Thursday, September 15, 2011

Back to the Basics

Last night I was finally able to find some time to open the book I have been looking forward to beginning. "The Evolution of God" by Robert Wright is not at all what I thought it would be like. Wright starts out the introduction of himself by saying he was "denounced from the pulpit of my mother's church." The reason? His book "The Moral Animal," which talks about how human nature and the evolution of human nature complicates marriage.


As Wright talks about how he was found to be "godless" he explains that he thinks gods arose as illusions and that the subsequent history of the idea of god is the evolution of an illusion. This totally doesn't make sense to me. How is it that someone who grew up in the church his whole life, who became a born-again Christian, and who became baptized by the age of nine can honestly believe that God isn't real?

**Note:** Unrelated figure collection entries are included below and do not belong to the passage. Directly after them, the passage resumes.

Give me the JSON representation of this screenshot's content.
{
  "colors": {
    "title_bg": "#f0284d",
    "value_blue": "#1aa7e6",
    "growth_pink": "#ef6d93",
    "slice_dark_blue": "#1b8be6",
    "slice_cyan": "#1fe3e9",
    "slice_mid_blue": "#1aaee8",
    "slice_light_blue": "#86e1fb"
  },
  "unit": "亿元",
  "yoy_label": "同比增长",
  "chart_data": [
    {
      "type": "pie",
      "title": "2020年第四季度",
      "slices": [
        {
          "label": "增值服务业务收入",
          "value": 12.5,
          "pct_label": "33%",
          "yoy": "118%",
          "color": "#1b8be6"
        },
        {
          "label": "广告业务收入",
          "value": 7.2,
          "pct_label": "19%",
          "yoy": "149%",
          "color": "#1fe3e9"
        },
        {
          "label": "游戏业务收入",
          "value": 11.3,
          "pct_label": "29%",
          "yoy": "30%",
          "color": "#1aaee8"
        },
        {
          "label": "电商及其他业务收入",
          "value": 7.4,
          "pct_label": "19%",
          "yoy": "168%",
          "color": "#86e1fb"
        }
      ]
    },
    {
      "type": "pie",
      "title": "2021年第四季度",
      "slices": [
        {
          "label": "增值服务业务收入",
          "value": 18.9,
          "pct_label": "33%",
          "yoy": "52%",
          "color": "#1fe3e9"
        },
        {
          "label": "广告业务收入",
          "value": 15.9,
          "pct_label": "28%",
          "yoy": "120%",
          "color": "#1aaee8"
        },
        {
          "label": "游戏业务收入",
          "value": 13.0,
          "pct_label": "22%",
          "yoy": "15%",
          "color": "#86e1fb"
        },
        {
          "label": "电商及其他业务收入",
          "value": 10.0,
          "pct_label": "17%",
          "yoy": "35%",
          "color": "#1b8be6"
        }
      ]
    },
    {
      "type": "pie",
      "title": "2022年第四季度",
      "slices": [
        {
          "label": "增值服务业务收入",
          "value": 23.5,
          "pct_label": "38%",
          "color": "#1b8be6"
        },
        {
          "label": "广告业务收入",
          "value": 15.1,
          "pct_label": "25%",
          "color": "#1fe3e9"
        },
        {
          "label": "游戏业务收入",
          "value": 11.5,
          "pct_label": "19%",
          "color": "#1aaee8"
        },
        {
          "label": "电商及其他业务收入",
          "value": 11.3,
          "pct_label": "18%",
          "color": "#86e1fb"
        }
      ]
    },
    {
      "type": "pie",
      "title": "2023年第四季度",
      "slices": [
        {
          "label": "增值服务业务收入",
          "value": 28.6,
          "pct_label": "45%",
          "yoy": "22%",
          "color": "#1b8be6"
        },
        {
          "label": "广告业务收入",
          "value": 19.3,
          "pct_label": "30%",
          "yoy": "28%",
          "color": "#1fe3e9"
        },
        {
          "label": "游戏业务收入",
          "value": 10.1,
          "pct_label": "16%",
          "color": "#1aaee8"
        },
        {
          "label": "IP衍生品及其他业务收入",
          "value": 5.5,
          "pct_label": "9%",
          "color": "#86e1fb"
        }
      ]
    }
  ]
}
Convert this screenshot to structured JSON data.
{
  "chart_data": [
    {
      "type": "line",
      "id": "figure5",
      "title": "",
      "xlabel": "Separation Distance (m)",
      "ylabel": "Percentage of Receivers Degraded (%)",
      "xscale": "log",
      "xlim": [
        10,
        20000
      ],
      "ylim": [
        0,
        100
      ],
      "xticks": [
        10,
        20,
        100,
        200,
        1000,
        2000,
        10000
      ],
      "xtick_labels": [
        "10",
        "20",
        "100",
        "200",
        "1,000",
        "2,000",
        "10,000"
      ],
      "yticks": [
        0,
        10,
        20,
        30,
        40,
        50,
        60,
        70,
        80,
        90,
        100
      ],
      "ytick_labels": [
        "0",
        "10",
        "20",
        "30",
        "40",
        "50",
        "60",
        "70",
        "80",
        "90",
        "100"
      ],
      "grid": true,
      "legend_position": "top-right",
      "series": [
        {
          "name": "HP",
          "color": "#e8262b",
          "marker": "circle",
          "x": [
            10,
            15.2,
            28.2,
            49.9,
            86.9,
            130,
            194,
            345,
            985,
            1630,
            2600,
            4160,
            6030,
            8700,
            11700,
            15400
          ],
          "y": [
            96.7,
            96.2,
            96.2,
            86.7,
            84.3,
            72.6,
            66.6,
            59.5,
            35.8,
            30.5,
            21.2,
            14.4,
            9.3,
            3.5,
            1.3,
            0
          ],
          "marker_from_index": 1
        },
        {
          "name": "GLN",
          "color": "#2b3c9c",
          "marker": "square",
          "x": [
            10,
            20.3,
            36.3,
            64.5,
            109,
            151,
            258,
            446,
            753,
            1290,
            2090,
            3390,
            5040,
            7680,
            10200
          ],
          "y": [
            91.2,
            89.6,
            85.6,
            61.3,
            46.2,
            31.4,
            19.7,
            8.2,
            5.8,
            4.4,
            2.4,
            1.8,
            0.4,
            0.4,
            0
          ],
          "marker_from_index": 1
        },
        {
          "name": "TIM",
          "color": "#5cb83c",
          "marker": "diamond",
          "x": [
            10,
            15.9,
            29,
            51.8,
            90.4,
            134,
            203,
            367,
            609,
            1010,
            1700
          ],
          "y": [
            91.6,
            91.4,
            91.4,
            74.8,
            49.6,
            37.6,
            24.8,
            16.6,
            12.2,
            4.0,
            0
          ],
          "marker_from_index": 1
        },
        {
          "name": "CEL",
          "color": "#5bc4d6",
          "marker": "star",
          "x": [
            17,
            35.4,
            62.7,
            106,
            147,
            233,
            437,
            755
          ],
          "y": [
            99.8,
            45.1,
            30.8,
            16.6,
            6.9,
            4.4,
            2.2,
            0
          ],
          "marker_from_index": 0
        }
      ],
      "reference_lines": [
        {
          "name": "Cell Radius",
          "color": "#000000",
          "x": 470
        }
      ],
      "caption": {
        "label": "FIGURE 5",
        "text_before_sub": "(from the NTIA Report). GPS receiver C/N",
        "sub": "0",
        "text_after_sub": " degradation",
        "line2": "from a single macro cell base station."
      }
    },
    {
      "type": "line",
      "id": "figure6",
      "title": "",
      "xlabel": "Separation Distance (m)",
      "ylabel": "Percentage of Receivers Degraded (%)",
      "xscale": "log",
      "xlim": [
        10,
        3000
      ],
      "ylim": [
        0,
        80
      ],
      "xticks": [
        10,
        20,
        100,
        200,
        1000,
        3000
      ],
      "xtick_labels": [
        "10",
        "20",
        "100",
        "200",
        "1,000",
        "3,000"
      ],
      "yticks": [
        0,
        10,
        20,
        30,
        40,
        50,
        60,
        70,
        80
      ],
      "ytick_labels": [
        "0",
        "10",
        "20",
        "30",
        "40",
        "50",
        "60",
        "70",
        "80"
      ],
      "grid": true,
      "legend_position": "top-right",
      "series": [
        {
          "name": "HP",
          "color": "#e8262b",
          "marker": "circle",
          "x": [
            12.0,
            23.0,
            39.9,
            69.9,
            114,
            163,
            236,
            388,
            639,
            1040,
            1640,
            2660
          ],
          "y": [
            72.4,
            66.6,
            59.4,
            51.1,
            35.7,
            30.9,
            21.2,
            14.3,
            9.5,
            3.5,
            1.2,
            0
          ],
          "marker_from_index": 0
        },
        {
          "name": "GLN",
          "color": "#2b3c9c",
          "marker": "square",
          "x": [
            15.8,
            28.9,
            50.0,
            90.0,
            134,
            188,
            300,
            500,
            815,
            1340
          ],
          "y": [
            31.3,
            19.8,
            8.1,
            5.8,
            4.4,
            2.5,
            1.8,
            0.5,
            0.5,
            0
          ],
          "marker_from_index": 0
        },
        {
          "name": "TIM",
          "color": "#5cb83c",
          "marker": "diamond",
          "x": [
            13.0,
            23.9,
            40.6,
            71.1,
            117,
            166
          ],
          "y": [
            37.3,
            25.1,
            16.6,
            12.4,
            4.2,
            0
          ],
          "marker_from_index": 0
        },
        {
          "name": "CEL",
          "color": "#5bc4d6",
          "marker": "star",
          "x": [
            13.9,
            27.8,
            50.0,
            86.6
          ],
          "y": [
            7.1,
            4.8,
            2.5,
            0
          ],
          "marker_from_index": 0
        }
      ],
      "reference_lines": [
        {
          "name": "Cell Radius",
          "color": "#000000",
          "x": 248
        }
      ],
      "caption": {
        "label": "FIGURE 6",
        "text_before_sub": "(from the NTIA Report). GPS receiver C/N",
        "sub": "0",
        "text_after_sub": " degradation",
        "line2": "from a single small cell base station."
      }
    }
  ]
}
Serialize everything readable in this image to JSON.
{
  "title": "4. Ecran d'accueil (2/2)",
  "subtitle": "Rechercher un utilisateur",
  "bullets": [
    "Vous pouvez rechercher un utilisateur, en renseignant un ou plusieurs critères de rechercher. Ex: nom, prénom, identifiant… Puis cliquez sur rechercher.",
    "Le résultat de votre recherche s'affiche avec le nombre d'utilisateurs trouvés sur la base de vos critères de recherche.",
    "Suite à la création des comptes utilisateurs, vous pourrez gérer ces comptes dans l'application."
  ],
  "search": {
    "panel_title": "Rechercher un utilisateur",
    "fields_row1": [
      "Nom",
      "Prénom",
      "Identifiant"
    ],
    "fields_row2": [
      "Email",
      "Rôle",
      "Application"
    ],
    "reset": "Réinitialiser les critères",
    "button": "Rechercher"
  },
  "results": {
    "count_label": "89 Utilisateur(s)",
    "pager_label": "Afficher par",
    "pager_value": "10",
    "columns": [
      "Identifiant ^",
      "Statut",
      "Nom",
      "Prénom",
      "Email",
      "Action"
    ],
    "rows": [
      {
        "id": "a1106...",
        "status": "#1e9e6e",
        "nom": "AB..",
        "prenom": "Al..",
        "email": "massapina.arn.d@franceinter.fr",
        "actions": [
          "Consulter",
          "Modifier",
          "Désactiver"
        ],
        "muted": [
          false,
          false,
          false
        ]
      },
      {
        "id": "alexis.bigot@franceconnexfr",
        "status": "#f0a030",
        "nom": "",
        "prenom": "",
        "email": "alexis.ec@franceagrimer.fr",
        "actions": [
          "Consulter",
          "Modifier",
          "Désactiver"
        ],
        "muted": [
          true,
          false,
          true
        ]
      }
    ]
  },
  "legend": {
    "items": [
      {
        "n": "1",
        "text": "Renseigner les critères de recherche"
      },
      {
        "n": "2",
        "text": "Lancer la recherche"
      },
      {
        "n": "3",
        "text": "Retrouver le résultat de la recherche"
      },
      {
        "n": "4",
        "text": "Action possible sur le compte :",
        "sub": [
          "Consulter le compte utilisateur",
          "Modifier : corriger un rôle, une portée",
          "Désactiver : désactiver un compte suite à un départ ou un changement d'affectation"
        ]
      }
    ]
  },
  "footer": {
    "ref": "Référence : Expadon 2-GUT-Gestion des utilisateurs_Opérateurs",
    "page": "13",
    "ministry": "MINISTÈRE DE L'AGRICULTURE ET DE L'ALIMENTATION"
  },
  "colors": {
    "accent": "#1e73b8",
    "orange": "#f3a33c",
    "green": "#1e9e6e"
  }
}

In his first chapter, "The Primordial Faith," Wright recounts the history of the Chukchee peoples of Siberia. The Chukchee had many different "gods," and like a lot of hunter-gatherer societies believed that every bad or good thing was from one god or another. The definition of "god" on dictionary.com is the ONE Supreme Being, the creator and ruler of the universe and the definition of Supreme Being is God.

Sir John Lubbock, a late-nineteenth-century British anthropologist called these hunter-gatherer societies "savage" in their religion and way of life. Lubbock said, "The mental condition of a savage is so different from ours, that it is often very difficult to follow what is passing in his mind, or to understand the motives by which he is influenced." I have news for you Lubbock; we are all from the same species. You are no different from those "savages" except in the respect that you are educated and they are not.

A good observation that Wright made was that the word "religion" would be foreign to the Chukchee, not because they wouldn't understand modern English, but because "religion" simply didn't exist in their culture. Their society, everything that they were, that was their religion. 

I think we could all learn something from the Chukchee peoples. We are what we believe. That being said, shouldn't you know what you say you believe? Do you truly understand the extent of what you say? I hope this book opens my eyes to what I truly believe. And Robert Wright, I look forward to getting to know you through your book. 

Hebrews 11:1, 3 says, "Now faith is the assurance of things hoped for, and the conviction of things not seen." "By faith we understand that the worlds were prepared by the word of God, so that what is seen was not made out of things which are visible."